Deputados da Amazônia rebateram nesta quarta-feira (28/05) o argumento do governador de Roraima, José de Anchieta Júnior, de que a demarcação da reserva indígena Raposa Serra do Sol ameaça a segurança do Brasil nas fronteiras e compromete a soberania nacional. "É inadmissível o argumento de que as fronteiras ficarão desprotegidas pela ausência de cidadãos brasileiros, como se os povos indígenas não fizessem parte da nação brasileira", criticou a deputada Perpétua Almeida (PCdoB-AC). As críticas foram reforçadas pelos deputados Nilson Mourão (PT-AC) e Dalva Figueiredo (PT-AP).
Segundo Anchieta, se for mantida a situação atual, "as fronteiras brasileiras com a Venezuela e a Guiana ficarão desprotegidas, pois a reserva em terras contínuas impede a presença de não-índios no local". O governador, que já discutiu o assunto com os deputados há duas semanas, voltou a defender a demarcação em áreas descontínuas (ilhas) para permitir que brasileiros não-índios possam viver e trabalhar na faixa de fronteira. "Isso é fundamental para garantir a vigilância", enfatizou.
O deputado Neudo Campos (PP-RR) concordou com Anchieta, ao questionar a capacidade dos povos indígenas para defender as fronteiras. "Não é responsabilidade legal dessas tribos defender a soberania nacional. É um equívoco pensar dessa forma", contestou.
O debate ocorreu durante audiência pública conjunta promovida pelas comissões de Relações Exteriores e de Defesa Nacional; e da Amazônia, Integração Nacional e de Desenvolvimento Regional. O objetivo foi discutir as conseqüências da demarcação da reserva.
Problemas fundiários
Para o ministro de Assuntos Estratégicos, Mangabeira Unger, que também participou da audiência, a demarcação de terras indígenas não deve ser vista como problema para a segurança da Amazônia. "Ao contrário, as reservas ajudam a preservar a floresta, pois os povos indígenas não desmatam", afirmou.
Em sua opinião, o que deve ser motivo de preocupação dos parlamentares, do governo e da sociedade são os conflitos fundiários, os desmatamentos e o comércio ilegal de madeira na região.
Segundo Mangabeira Unger, a demarcação da reserva não compromete a soberania nacional, pois "uma reserva não é uma cidadela independente, nem território autônomo", afirmou. Para o ministro, uma reserva indígena é terra da União e não há impedimento para a presença das Forças Armadas responsáveis pela segurança das fronteiras e a defesa da soberania nacional. "Não só os militares, mas todos os cidadãos brasileiros poderão ter acesso às áreas demarcadas, pois o direito de ir e vir é assegurado a todo cidadão brasileiro pela Constituição", reforçou.
Solução alternativa
Na avaliação de José de Anchieta Júnior, a demarcação contínua das áreas indígenas, que já ocupam 46% do território do Estado, pode gerar obstáculos ao desenvolvimento de Roraima.
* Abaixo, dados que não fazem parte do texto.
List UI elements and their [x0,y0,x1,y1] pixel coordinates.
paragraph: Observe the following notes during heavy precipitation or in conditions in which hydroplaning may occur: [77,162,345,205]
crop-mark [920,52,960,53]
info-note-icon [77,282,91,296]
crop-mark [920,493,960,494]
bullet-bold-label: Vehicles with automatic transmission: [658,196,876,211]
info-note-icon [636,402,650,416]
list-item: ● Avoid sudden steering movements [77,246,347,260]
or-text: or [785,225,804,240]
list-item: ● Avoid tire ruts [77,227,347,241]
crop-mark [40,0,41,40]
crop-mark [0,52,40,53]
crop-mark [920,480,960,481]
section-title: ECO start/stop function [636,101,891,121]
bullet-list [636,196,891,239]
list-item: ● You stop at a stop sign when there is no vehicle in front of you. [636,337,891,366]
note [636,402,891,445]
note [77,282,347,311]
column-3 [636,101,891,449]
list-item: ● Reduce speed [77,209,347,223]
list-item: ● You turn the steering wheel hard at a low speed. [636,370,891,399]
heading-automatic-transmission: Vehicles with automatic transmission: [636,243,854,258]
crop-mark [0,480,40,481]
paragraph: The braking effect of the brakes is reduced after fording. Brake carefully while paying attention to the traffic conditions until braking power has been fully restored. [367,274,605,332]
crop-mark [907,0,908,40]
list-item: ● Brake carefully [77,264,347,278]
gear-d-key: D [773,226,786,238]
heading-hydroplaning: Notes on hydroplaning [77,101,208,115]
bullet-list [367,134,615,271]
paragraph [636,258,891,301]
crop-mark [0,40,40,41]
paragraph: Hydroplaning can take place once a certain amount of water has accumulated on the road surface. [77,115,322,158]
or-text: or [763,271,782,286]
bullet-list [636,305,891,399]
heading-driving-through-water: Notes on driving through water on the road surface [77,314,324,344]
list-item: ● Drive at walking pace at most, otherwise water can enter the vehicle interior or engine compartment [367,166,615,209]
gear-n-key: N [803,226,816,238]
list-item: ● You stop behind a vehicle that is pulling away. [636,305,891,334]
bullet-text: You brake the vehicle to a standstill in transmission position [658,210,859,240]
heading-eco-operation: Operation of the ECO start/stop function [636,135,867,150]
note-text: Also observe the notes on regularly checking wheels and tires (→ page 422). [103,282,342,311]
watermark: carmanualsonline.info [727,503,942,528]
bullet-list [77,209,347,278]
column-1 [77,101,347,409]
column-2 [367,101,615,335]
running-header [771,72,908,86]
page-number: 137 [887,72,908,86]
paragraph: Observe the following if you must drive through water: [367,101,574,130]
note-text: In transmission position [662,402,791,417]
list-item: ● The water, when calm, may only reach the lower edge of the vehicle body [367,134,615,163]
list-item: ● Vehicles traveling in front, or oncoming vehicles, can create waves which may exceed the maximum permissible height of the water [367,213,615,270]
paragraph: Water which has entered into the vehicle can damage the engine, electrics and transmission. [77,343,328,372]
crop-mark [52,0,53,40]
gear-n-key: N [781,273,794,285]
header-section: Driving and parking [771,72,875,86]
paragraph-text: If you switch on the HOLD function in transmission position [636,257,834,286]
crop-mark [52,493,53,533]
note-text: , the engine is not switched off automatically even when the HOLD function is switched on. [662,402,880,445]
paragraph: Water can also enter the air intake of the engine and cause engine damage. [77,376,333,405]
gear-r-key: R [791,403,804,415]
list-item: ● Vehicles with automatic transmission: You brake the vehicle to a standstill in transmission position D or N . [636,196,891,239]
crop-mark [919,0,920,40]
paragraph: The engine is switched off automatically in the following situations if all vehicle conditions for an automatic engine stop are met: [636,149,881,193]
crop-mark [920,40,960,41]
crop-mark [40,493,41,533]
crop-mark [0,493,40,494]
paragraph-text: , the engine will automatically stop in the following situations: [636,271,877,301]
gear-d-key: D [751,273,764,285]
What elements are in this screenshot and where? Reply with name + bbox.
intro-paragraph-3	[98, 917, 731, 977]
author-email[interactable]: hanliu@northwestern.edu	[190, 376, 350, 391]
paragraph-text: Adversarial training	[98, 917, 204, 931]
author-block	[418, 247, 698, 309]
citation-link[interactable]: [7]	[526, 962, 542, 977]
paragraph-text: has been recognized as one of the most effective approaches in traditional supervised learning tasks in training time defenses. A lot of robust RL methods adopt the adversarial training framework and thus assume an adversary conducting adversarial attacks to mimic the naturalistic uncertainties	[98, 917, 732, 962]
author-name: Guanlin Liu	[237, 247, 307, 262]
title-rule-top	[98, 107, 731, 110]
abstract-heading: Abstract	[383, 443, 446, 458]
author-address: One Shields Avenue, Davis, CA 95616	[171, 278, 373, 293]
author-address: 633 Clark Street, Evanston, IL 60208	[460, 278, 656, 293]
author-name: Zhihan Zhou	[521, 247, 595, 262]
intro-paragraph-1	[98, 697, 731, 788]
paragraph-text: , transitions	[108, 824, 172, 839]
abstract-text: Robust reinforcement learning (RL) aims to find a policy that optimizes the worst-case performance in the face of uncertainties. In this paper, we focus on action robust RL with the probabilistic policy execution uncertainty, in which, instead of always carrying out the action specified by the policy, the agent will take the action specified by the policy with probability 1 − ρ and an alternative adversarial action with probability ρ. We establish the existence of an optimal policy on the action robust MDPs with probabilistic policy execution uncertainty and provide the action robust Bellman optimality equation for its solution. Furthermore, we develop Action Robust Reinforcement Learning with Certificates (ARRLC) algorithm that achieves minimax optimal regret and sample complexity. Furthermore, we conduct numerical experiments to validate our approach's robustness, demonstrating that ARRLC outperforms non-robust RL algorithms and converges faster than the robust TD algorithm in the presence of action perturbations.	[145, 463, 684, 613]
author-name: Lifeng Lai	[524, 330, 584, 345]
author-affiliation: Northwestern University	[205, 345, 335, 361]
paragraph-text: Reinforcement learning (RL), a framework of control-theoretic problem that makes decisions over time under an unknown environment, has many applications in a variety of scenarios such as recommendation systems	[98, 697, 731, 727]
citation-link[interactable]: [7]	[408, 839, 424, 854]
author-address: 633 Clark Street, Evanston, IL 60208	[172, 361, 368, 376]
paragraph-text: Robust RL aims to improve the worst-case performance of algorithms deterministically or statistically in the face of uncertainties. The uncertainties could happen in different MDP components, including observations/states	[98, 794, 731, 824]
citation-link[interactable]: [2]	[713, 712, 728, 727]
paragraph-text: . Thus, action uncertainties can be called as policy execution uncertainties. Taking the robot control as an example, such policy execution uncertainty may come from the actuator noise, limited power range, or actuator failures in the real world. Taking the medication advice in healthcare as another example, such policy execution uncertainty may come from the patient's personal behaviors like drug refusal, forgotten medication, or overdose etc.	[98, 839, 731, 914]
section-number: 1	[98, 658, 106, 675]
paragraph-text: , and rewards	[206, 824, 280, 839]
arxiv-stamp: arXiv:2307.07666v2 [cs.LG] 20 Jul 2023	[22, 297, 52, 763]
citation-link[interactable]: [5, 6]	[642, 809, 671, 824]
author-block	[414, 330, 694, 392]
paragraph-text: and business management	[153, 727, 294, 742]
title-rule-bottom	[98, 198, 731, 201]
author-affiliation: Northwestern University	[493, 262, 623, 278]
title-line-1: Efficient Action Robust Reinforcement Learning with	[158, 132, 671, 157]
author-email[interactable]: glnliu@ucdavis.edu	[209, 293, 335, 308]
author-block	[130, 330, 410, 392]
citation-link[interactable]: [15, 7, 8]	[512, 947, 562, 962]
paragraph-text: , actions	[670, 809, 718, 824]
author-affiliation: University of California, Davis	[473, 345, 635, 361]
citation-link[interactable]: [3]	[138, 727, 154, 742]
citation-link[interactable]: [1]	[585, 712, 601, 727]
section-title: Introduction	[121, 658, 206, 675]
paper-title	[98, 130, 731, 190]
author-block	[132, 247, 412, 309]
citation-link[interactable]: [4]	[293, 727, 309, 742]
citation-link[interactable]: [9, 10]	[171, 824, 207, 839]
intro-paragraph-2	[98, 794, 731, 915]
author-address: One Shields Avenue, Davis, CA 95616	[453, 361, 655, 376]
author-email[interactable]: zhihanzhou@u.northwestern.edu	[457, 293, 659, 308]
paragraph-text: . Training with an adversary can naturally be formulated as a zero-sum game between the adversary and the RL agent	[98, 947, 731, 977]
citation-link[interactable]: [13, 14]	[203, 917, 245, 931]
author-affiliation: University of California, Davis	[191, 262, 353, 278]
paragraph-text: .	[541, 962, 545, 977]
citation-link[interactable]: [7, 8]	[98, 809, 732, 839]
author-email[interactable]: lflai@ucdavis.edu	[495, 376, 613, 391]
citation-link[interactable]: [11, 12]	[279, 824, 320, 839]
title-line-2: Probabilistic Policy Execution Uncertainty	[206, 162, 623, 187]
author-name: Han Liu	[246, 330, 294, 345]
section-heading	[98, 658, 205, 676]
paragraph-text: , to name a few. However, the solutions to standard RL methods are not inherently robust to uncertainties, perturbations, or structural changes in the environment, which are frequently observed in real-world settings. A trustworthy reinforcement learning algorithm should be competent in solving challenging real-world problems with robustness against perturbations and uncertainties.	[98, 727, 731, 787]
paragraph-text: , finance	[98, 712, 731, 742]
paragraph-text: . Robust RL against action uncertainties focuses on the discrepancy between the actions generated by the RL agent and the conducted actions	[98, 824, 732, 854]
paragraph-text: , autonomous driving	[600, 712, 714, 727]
O governador considera que a demarcação em ilhas "seria uma solução alternativa, capaz de atender às necessidades dos povos indígenas, mas sem prejudicar os demais brasileiros que vivem e trabalham no local".
A reserva, homologada por decreto presidencial em 2005, é contestada em ação civil pública no Supremo Tribunal Federal (STF). Vivem na área da reserva 18 mil indígenas, 50 famílias de agricultores brancos e 8 grandes produtores de arroz. A plantação de arroz é um dos setores mais importantes da economia de Roraima.
A audiência foi requerida pelos deputados Marcelo Itagiba (PMDB-RJ), Antonio Carlos Pannunzio (PSDB-SP), Francisco Rodrigues (DEM-RR) e Marcio Junqueira (DEM-RR). O assunto já havia sido discutido pelas duas comissões no último dia 14, com a presença do ministro da Justiça, Tarso Genro; e do governador José de Anchieta Júnior.